A new breakthrough from researchers at Columbia University could dramatically increase the number of lungs available for transplant.
One of the biggest challenges for lung transplants is that the organs can only survive for a short period of time. However, a new breakthrough aims to extend the shelf-life of donated lungs by attaching them to pigs. If successful, researchers believe it could increase the number of lungs available for transplant by a factor of three.

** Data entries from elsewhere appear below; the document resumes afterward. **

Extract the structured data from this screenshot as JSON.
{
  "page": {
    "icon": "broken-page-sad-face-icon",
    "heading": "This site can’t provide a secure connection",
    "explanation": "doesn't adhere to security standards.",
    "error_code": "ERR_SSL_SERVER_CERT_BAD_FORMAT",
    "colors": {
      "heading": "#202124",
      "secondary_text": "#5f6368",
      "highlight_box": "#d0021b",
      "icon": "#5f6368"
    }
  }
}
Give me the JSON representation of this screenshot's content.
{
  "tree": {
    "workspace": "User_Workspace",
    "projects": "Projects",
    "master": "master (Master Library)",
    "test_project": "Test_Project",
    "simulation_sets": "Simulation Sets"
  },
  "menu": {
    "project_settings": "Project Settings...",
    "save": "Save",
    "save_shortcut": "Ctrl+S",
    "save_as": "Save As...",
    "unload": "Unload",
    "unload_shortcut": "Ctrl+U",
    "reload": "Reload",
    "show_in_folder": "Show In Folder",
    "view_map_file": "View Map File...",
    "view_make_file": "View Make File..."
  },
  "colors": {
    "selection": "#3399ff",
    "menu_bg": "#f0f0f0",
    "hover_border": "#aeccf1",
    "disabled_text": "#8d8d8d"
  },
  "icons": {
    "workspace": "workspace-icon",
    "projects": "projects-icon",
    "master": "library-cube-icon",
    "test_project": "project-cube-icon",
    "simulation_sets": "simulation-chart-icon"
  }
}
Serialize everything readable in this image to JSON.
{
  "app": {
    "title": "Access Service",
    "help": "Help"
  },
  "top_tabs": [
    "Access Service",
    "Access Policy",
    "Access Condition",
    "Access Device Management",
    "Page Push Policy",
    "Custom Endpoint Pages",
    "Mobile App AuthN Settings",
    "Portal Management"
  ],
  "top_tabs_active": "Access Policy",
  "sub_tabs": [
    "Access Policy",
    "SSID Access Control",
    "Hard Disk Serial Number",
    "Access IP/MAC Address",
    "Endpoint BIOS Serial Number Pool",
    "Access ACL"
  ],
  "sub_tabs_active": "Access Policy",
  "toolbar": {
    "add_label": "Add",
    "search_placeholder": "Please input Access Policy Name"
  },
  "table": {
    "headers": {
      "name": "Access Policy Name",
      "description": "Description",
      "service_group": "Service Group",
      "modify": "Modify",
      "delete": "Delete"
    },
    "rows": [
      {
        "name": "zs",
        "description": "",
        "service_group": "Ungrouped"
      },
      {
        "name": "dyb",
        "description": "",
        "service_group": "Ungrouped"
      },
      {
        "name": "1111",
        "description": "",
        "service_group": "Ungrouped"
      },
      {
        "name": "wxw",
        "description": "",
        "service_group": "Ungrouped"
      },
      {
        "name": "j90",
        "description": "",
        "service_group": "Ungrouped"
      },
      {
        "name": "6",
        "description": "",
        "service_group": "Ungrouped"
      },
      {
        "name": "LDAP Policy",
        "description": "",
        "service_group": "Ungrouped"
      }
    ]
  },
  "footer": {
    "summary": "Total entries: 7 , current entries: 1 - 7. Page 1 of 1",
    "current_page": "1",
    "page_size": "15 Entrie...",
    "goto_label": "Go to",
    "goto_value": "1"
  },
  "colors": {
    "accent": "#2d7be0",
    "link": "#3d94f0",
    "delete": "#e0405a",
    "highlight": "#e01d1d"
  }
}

Longevity.technology: It’s an unfortunate reality of lung disease that there are many more patients than available lungs. By connecting damaged or deteriorated lungs to animals, this breakthrough has the potential to significantly increase the supply of transplnt ‘fit’ organs, giving many terminal patients a fighting chance of survival.
The study by Hozain et al, shows that an experimental technique in which lungs are connected to the circulatory system of live pigs could repair damaged lungs intended for transplant within 24 hours [1].
Currently, health practitioners try to recover lungs using ex vitro lung profusion which pumps air and fluid through the lungs. This can keep lungs stable and repair them a little, but it can only be conducted up a maximum of eight hours, which limits the time for repair functions to kick-in and recipient patients readied.

The new approach from Columbia works in a similar way by maintaining the lung at body temperature and delivering a supply of oxygen. Researchers successfully repaired five damaged human lungs by connecting them to pigs including one which had failed to recover using EVLP. Immunosuppressant drugs were used to prevent the donor lung being rejected by the body. A sixth control lung was connected to a pig without the use of drugs.
“It is the provision of intrinsic biological repair mechanisms over long-enough periods of time that enabled us to recover severely damaged lungs that cannot otherwise be saved,” said the study’s lead authors, Ahmed Hozain (surgical research fellow at Columbia Engineering) and John O’Neill (adjunct associate research scientist at Columbia Engineering). [2]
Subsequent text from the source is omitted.